DataOps is intended to smooth the path to becoming a data-driven enterprise, but some roadblocks remain. This year, according to a new IDC InfoBrief sponsored by BMC, DataOps professionals reported that on average, only 58 percent of the data they need to support analytics and decision making is available. How much better would decision-making be, and how much business value would be created, if the other 42 percent of the data could be factored into decisions as intended? It seems logical to assume it would be almost twice as good!
That raises another question: Why can’t organizations get the data that they already have where they need it, when they need it? In most cases, the answer comes down to complexity.
A previous blog by my colleague, Basil Faruqui, introduced why DataOps is important. This one follows up to highlight what is needed. Spoiler alert: The ability to orchestrate multiple data inputs and outputs is a key requirement.
The need to manage data isn’t new, but the challenges of managing data today to meet business needs is changing very fast. Organizations now rely on more data sources than ever before, along with the technology infrastructure to acquire, process, analyze, communicate, and store the data. The complexity of creating, managing, and quality-assuring a single workload increases exponentially as more data sources, data consumers (both applications and people), and destinations (cloud, on-premises, mobile devices, and other endpoints, etc.) are included
DataOps is helping manage these pathways, but is also proving to have some limitations. The IDC InfoBrief found integration complexity is the leading obstacle to operationalizing and scaling DataOps and data pipeline orchestration. Other obstacles include a lack of internal skills and time to solve data orchestration challenges, and difficulty using the available tooling. That means that for complex workloads like those shown above, organizations can’t fully automate the planning, scheduling, execution, and monitoring because the complexity causes gaps, which in turn cause delays. This results in decisions being made based on incomplete or stale data, thus limiting business value and hampering efforts to becoming a data-driven enterprise.
Complexity is a big problem. It is also a solvable one. Orchestration, and more specifically, automating orchestration, are essential to reducing complexity and enabling scalability, unlike scripting and other workarounds. Visibility into processes, self-healing capabilities, and user-friendly tools also make complexity manageable. As IDC notes in its InfoBrief, “Using a consistent orchestration platform across applications, analytics, and data pipelines speeds end-to-end business process execution and improves time to completion.”
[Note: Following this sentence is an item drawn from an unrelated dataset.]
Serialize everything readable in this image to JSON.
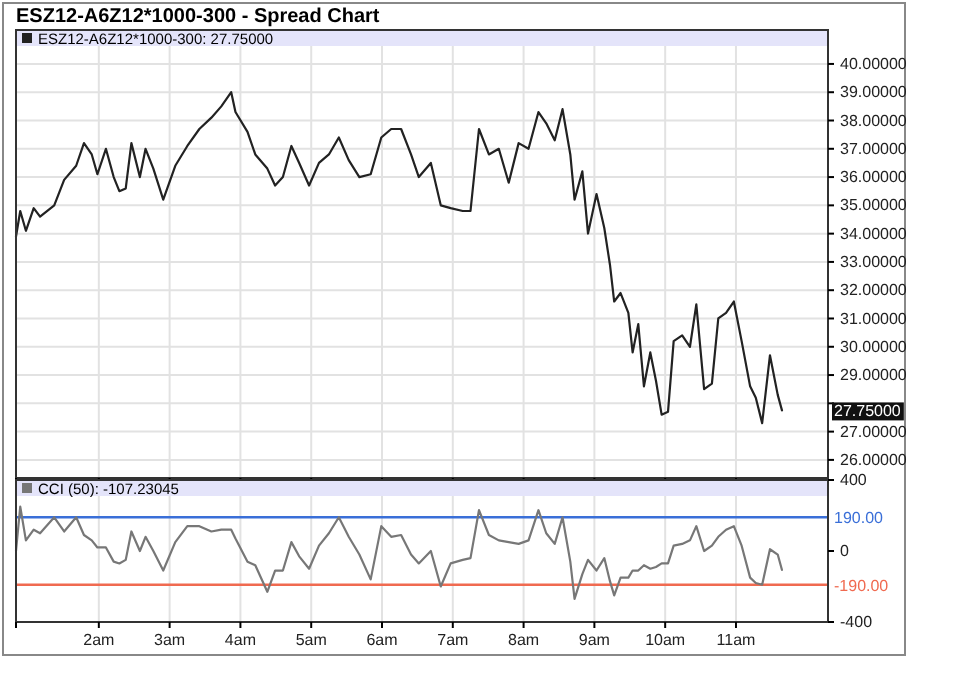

Some of the most important functionality that is needed to achieve orchestration includes:
- Built in connectors and/or integration support for a wide range of data sources and environments
- Support for an as-code approach so automation can be embedded into the deployment pipelines
- Complete workflow visibility across a highly diverse technology stack
- Native ability to identify problems and remediate them when things go wrong
Tooling that is specific to a software product, development environment, or hyperscale platform may provide some of that functionality, but typically isn’t comprehensive enough to cover all the systems and sources the workflow will touch. That’s one reason so many DataOps professionals report that tooling complexity hinders their efforts.
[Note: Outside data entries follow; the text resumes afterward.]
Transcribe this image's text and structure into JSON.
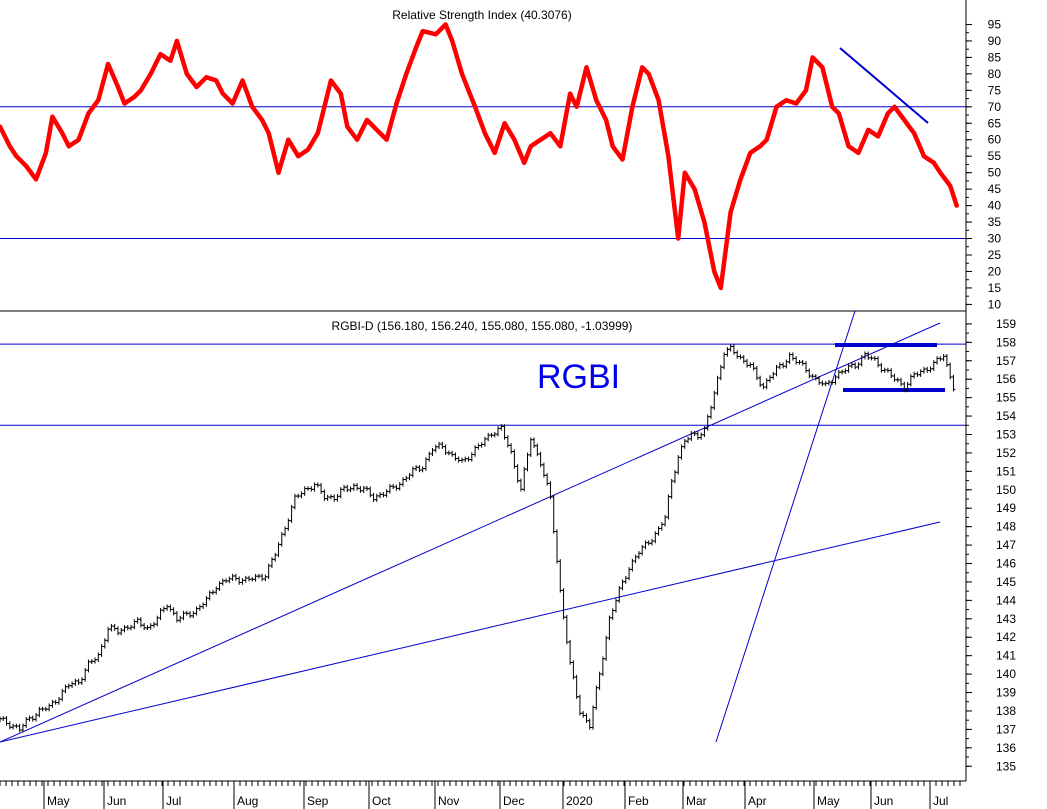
{
  "colors": {
    "background": "#ffffff",
    "rsi_line": "#ff0000",
    "guide_lines": "#0000cc",
    "price_bars": "#000000",
    "annotation_text": "#0000ee"
  },
  "annotation": "RGBI",
  "chart_data": [
    {
      "type": "line",
      "title": "Relative Strength Index (40.3076)",
      "ylim": [
        8,
        100
      ],
      "yticks": [
        10,
        15,
        20,
        25,
        30,
        35,
        40,
        45,
        50,
        55,
        60,
        65,
        70,
        75,
        80,
        85,
        90,
        95
      ],
      "reference_levels": [
        70,
        30
      ],
      "x": [
        0,
        3,
        5,
        8,
        11,
        14,
        16,
        19,
        21,
        24,
        27,
        30,
        33,
        36,
        38,
        41,
        43,
        46,
        49,
        52,
        54,
        57,
        60,
        63,
        66,
        68,
        71,
        74,
        77,
        80,
        82,
        85,
        88,
        91,
        94,
        97,
        99,
        101,
        104,
        106,
        109,
        112,
        115,
        118,
        121,
        124,
        127,
        129,
        133,
        136,
        138,
        141,
        143,
        145,
        148,
        151,
        154,
        157,
        160,
        162,
        165,
        168,
        171,
        174,
        176,
        179,
        182,
        185,
        187,
        190,
        193,
        196,
        198,
        201,
        204,
        207,
        209,
        212,
        215,
        218,
        220,
        223,
        226,
        229,
        232,
        234,
        237,
        240,
        243,
        246,
        248,
        251,
        254,
        256,
        259,
        262,
        265,
        268,
        271,
        273,
        276,
        279,
        282,
        285,
        287,
        290,
        292
      ],
      "values": [
        64,
        58,
        55,
        52,
        48,
        56,
        67,
        62,
        58,
        60,
        68,
        72,
        83,
        76,
        71,
        73,
        75,
        80,
        86,
        84,
        90,
        80,
        76,
        79,
        78,
        74,
        71,
        78,
        70,
        66,
        62,
        50,
        60,
        55,
        57,
        62,
        70,
        78,
        74,
        64,
        60,
        66,
        63,
        60,
        71,
        80,
        88,
        93,
        92,
        95,
        90,
        80,
        75,
        70,
        62,
        56,
        65,
        60,
        53,
        58,
        60,
        62,
        58,
        74,
        70,
        82,
        72,
        66,
        58,
        54,
        70,
        82,
        80,
        72,
        55,
        30,
        50,
        45,
        35,
        20,
        15,
        38,
        48,
        56,
        58,
        60,
        70,
        72,
        71,
        75,
        85,
        82,
        70,
        68,
        58,
        56,
        63,
        61,
        68,
        70,
        66,
        62,
        55,
        53,
        50,
        46,
        40
      ]
    },
    {
      "type": "bar",
      "title": "RGBI-D (156.180, 156.240, 155.080, 155.080, -1.03999)",
      "ylim": [
        134.2,
        159.7
      ],
      "yticks": [
        135,
        136,
        137,
        138,
        139,
        140,
        141,
        142,
        143,
        144,
        145,
        146,
        147,
        148,
        149,
        150,
        151,
        152,
        153,
        154,
        155,
        156,
        157,
        158,
        159
      ],
      "xlabels": [
        "May",
        "Jun",
        "Jul",
        "Aug",
        "Sep",
        "Oct",
        "Nov",
        "Dec",
        "2020",
        "Feb",
        "Mar",
        "Apr",
        "May",
        "Jun",
        "Jul"
      ],
      "horizontal_levels": [
        157.9,
        153.5
      ],
      "x": [
        0,
        3,
        6,
        9,
        12,
        15,
        18,
        21,
        24,
        27,
        30,
        33,
        36,
        39,
        42,
        45,
        48,
        51,
        54,
        57,
        60,
        63,
        66,
        69,
        72,
        75,
        78,
        81,
        84,
        87,
        90,
        93,
        96,
        99,
        102,
        105,
        108,
        111,
        114,
        117,
        120,
        123,
        126,
        129,
        132,
        135,
        138,
        141,
        144,
        147,
        150,
        153,
        156,
        159,
        162,
        165,
        168,
        171,
        174,
        177,
        180,
        183,
        186,
        189,
        192,
        195,
        198,
        201,
        203,
        205,
        207,
        209,
        211,
        213,
        215,
        217,
        219,
        221,
        223,
        225,
        227,
        229,
        231,
        233,
        235,
        237,
        239,
        241,
        243,
        246,
        249,
        252,
        255,
        258,
        261,
        264,
        267,
        270,
        273,
        276,
        279,
        282,
        285,
        288,
        291,
        292
      ],
      "values": [
        137.5,
        137.3,
        137.0,
        137.6,
        138.0,
        138.2,
        138.8,
        139.4,
        139.6,
        140.5,
        141.0,
        142.5,
        142.3,
        142.6,
        142.8,
        142.5,
        143.0,
        143.8,
        143.0,
        143.2,
        143.5,
        144.0,
        144.8,
        145.1,
        145.2,
        145.1,
        145.2,
        145.4,
        146.5,
        148.0,
        149.5,
        150.0,
        150.3,
        149.6,
        149.6,
        150.0,
        150.2,
        150.0,
        149.6,
        149.8,
        150.1,
        150.5,
        151.0,
        151.3,
        152.2,
        152.4,
        151.8,
        151.5,
        152.0,
        152.5,
        153.1,
        153.3,
        152.0,
        150.0,
        152.8,
        151.5,
        149.5,
        144.5,
        140.5,
        138.0,
        137.2,
        140.0,
        143.0,
        144.5,
        145.8,
        146.6,
        147.2,
        147.8,
        148.5,
        150.5,
        151.8,
        152.6,
        153.0,
        153.0,
        153.2,
        154.5,
        156.0,
        157.5,
        157.6,
        157.3,
        157.0,
        156.8,
        156.0,
        155.6,
        156.2,
        156.5,
        156.8,
        157.3,
        157.0,
        156.5,
        156.0,
        155.6,
        156.2,
        156.5,
        156.8,
        157.3,
        157.0,
        156.5,
        156.0,
        155.6,
        156.2,
        156.5,
        156.8,
        157.3,
        155.6,
        155.1
      ]
    }
  ]
}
Control-M can simplify DataOps because it works across and automates all elements of the data pipeline, including extract, transform, load (ETL), file transfer, and downstream workflows. Control-M is also a great asset for DataOps orchestration because:
- It eliminates the need to use multiple file transfer systems and schedulers.
- It automatically manages dependencies across sources and systems and provides automatic quality checks and notifications, which prevents delays from turning into major logjams and job failures further downstream.
Here are a couple quotes from Control-M users that illustrate its value. A professional at a healthcare company said, “Control-M has also helped to make it easier to create, integrate, and automate data pipelines across on-premises and cloud technologies. It’s due to the ability to orchestrate between workflows that are running in the cloud and workflows that are running on-prem. It gives us the ability to have end-to-end workflows, no matter where they’re running.”
Another user, Railinc, said, “The order in which we bring in data and integrate it is key. If we had to orchestrate the interdependencies without a tool like Control-M, we would have to do a lot of custom work, a lot of managing. Control-M makes sure that the applications have all the data they need.” You can see the full case study here.
These customers are among the many organizations that have reduced the complexity of their DataOps through automation. The IDC InfoBrief compares enterprises that excel at DataOps orchestration to those that don’t and found advantages for the leaders in multiple areas, including compliance, faster decision-making and time-to-innovation, cost savings, and more.